The No. 1 Beef Noodle Restaurant at 4741 Willingdon Ave. in Burnaby has also been named by Fraser Health, along with the Paddlewheeler Pub at 810 Quayside Drive. These closures usually last about 10 days.

On May 25, British Columbia entered the first phase of a four-phase plan to reduce public health orders and restrictions put in place to curb the spread of coronavirus (COVID-19) in the province. 

The first phase, "Step 1," immediately follows the lifting of the province's previous "Circuit Breaker" slate of restrictions, which halted things like indoor dining, faith-based gatherings, and some indoor fitness classes. Those restrictions expired at 11:59 p.m. on May 24, however not everything has been completely lifted.

Here are all the new allowances as part of Step 1 in the B.C. Restart plan:

  • Maximum of five visitors or one household allowed for indoor personal gatherings
  • Maximum of 10 people for outdoor personal gatherings
  • Maximum of 10 people for seated indoor organized gatherings with safety protocols
  • Maximum of 50 people for seated outdoor organized gatherings with safety protocols
  • Recreational travel only within travel region (travel restrictions extended)
  • Indoor and outdoor dining for up to six people with safety protocols
  • Resume outdoor sports (games) with no spectators, low-intensity fitness with safety protocols
  • Start gradual return to workplace
  • Provincewide mask mandate, business safety protocols and physical distancing measures remain in place
  • Return of indoor in-person faith-based gatherings (reduced capacity) based on consultation with public health

On April 8, B.C. Provincial Health Officer Dr. Bonnie Henry implemented a new public health order that expedites temporary closures when three or more employees have tested positive for COVID-19 and transmission has been confirmed at the workplace. 

It empowers WorkSafeBC to issue the closure order for 10 days or longer and work with businesses to review and enhance their COVID-19 safety plans.
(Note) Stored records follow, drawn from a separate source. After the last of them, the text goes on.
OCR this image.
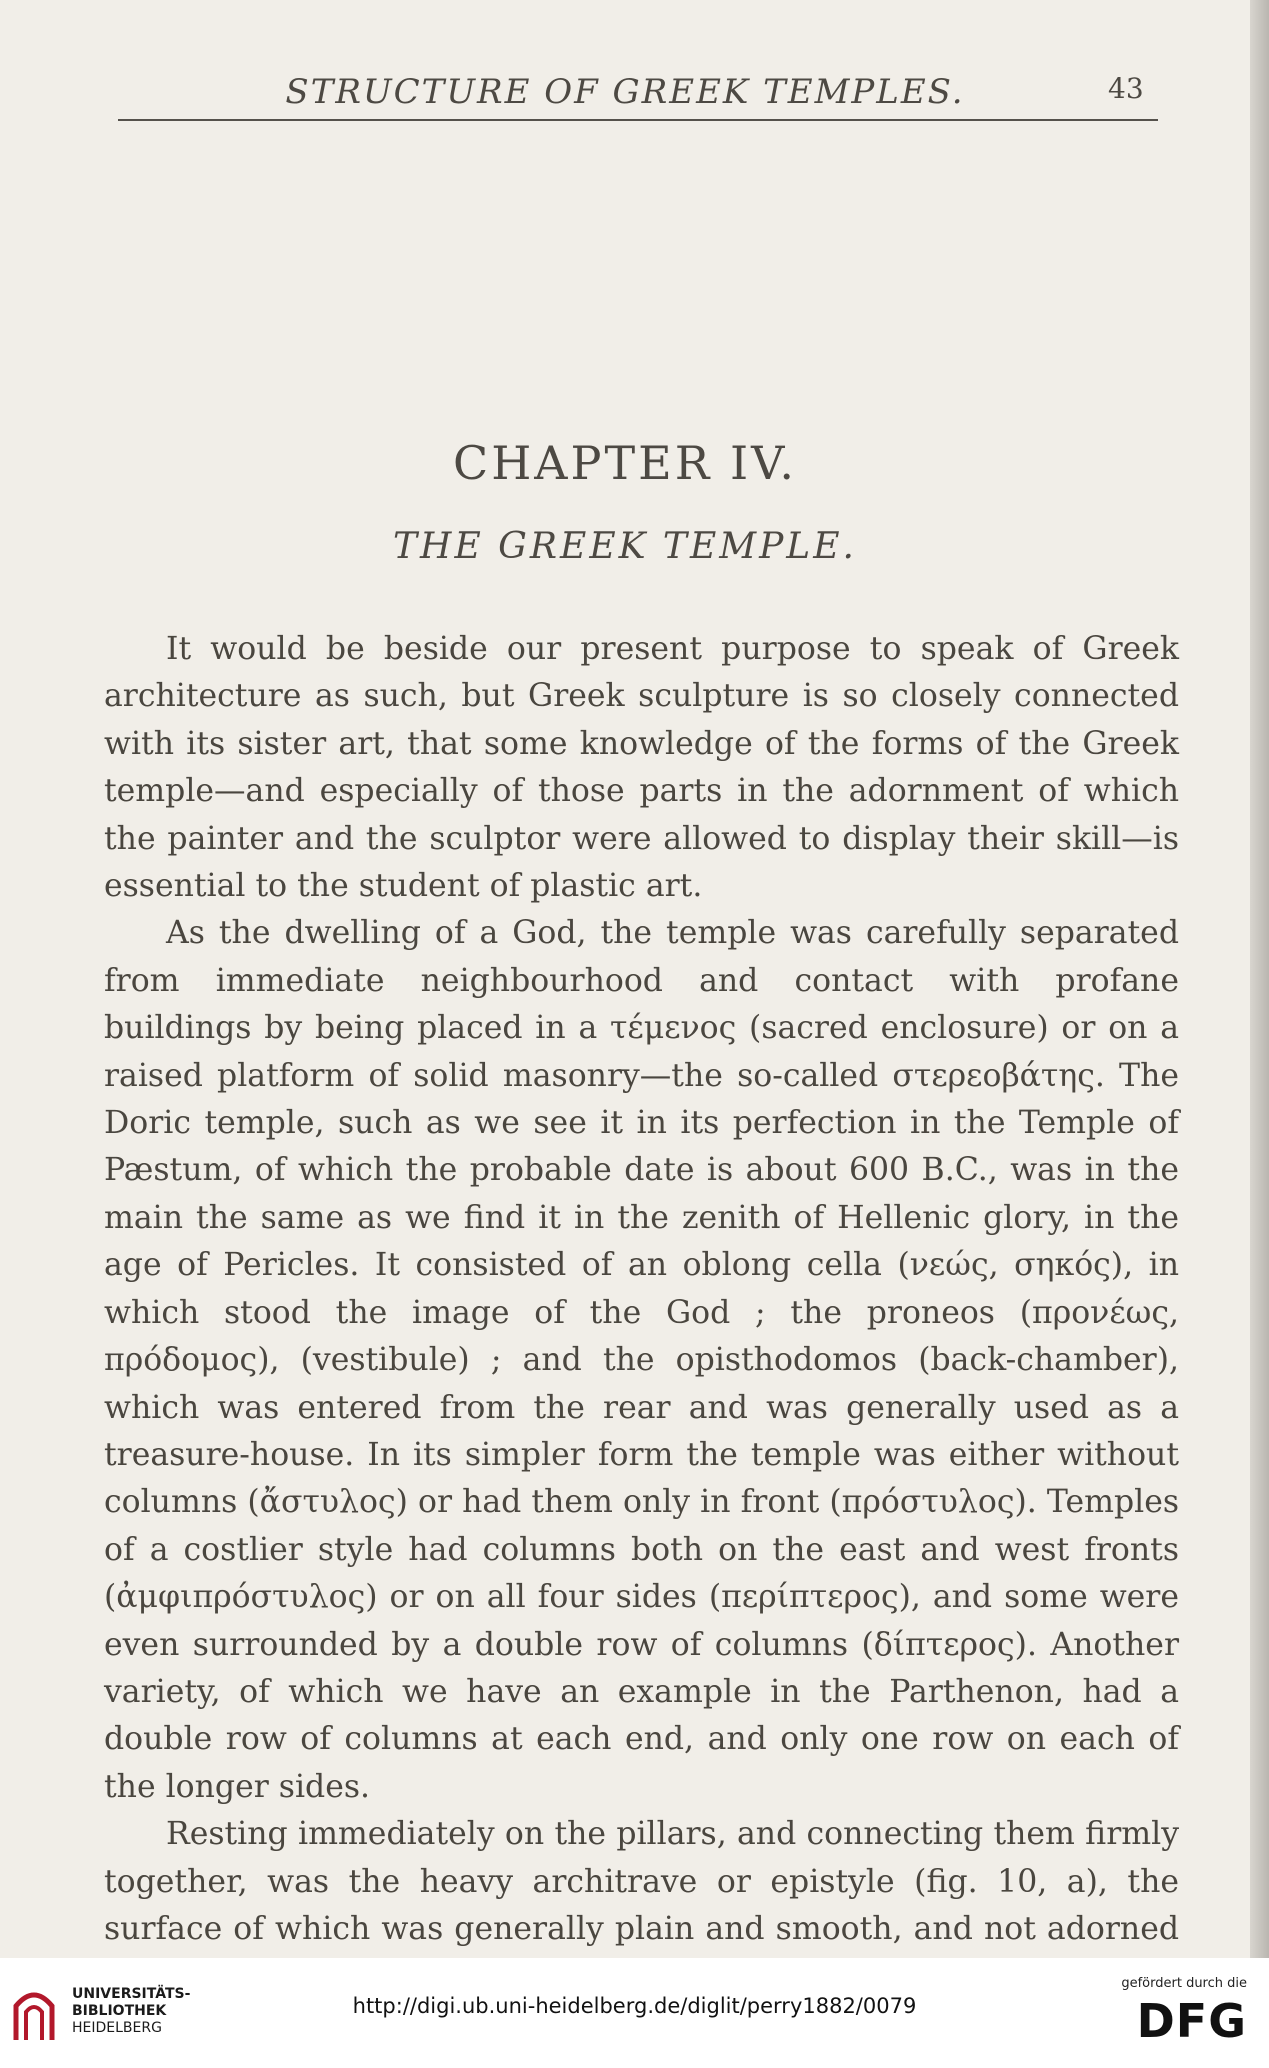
STRUCTURE OF GREEK TEMPLES.	43
CHAPTER IV.
THE GREEK TEMPLE.

It would be beside our present purpose to speak of Greek architecture as such, but Greek sculpture is so closely connected with its sister art, that some knowledge of the forms of the Greek temple—and especially of those parts in the adornment of which the painter and the sculptor were allowed to display their skill—is essential to the student of plastic art.

As the dwelling of a God, the temple was carefully separated from immediate neighbourhood and contact with profane buildings by being placed in a τέμενος (sacred enclosure) or on a raised platform of solid masonry—the so-called στερεοβάτης. The Doric temple, such as we see it in its perfection in the Temple of Pæstum, of which the probable date is about 600 B.C., was in the main the same as we find it in the zenith of Hellenic glory, in the age of Pericles. It consisted of an oblong cella (νεώς, σηκός), in which stood the image of the God ; the proneos (προνέως, πρόδομος), (vestibule) ; and the opisthodomos (back-chamber), which was entered from the rear and was generally used as a treasure-house. In its simpler form the temple was either without columns (ἄστυλος) or had them only in front (πρόστυλος). Temples of a costlier style had columns both on the east and west fronts (ἀμφιπρόστυλος) or on all four sides (περίπτερος), and some were even surrounded by a double row of columns (δίπτερος). Another variety, of which we have an example in the Parthenon, had a double row of columns at each end, and only one row on each of the longer sides.

Resting immediately on the pillars, and connecting them firmly together, was the heavy architrave or epistyle (fig. 10, a), the surface of which was generally plain and smooth, and not adorned

UNIVERSITÄTS-
BIBLIOTHEK
HEIDELBERG
http://digi.ub.uni-heidelberg.de/diglit/perry1882/0079
gefördert durch die
DFG
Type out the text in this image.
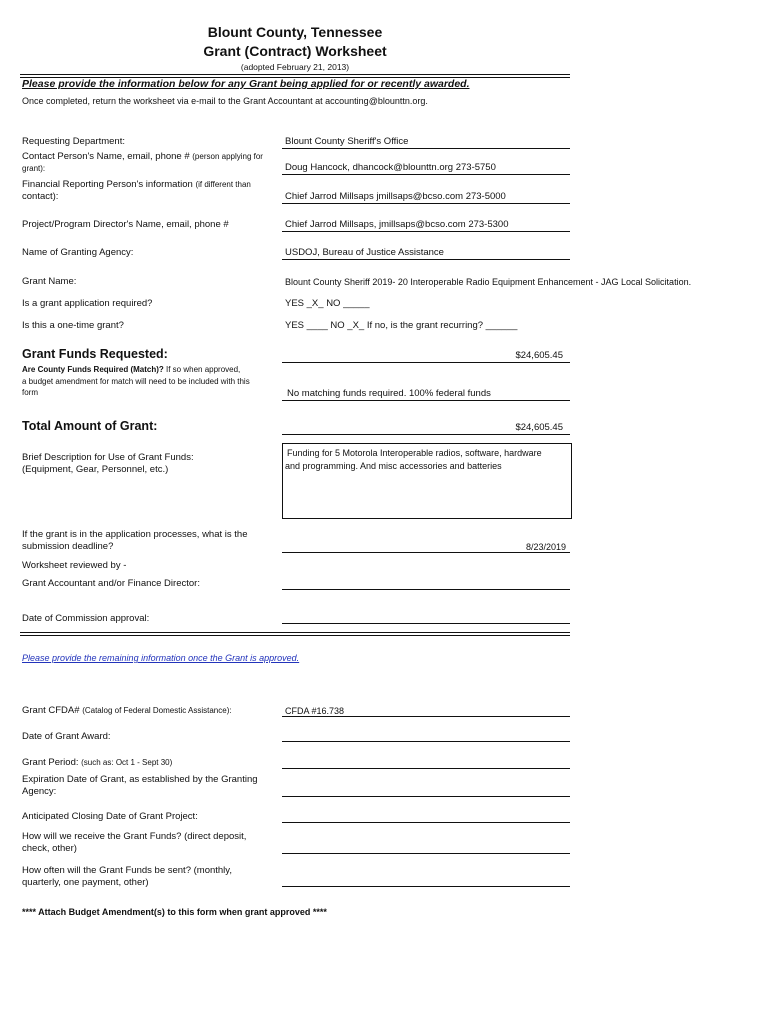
Blount County, Tennessee
Grant (Contract) Worksheet
(adopted February 21, 2013)
Please provide the information below for any Grant being applied for or recently awarded.
Once completed, return the worksheet via e-mail to the Grant Accountant at accounting@blounttn.org.
Requesting Department:	Blount County Sheriff's Office
Contact Person's Name, email, phone # (person applying for
grant):	Doug Hancock, dhancock@blounttn.org 273-5750
Financial Reporting Person's information (if different than
contact):	Chief Jarrod Millsaps jmillsaps@bcso.com 273-5000
Project/Program Director's Name, email, phone #	Chief Jarrod Millsaps, jmillsaps@bcso.com 273-5300
Name of Granting Agency:	USDOJ, Bureau of Justice Assistance
Grant Name:	Blount County Sheriff 2019- 20 Interoperable Radio Equipment Enhancement - JAG Local Solicitation.
Is a grant application required?	YES _X_ NO _____
Is this a one-time grant?	YES ____ NO _X_ If no, is the grant recurring? ______
Grant Funds Requested:	$24,605.45
Are County Funds Required (Match)? If so when approved,
a budget amendment for match will need to be included with this
form	No matching funds required. 100% federal funds
Total Amount of Grant:	$24,605.45
Brief Description for Use of Grant Funds:
(Equipment, Gear, Personnel, etc.)
Funding for 5 Motorola Interoperable radios, software, hardware
and programming. And misc accessories and batteries
If the grant is in the application processes, what is the
submission deadline?	8/23/2019
Worksheet reviewed by -
Grant Accountant and/or Finance Director:
Date of Commission approval:
Please provide the remaining information once the Grant is approved.
Grant CFDA# (Catalog of Federal Domestic Assistance):	CFDA #16.738
Date of Grant Award:
Grant Period: (such as: Oct 1 - Sept 30)
Expiration Date of Grant, as established by the Granting
Agency:
Anticipated Closing Date of Grant Project:
How will we receive the Grant Funds? (direct deposit,
check, other)
How often will the Grant Funds be sent? (monthly,
quarterly, one payment, other)
**** Attach Budget Amendment(s) to this form when grant approved ****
In larger workplaces like construction sites, the closure may only affect one area or team.

Public health will assess whether essential workplaces like fire halls, grocery stores and pharmacies should remain open, but they will be supported in other ways, she told a news conference.

The strategy aims to avoid sector-wide closures, which Henry said are "really a blunt tool" for combating infections.

"In these ways, we can keep people working safely and augment the measures already in place," she said.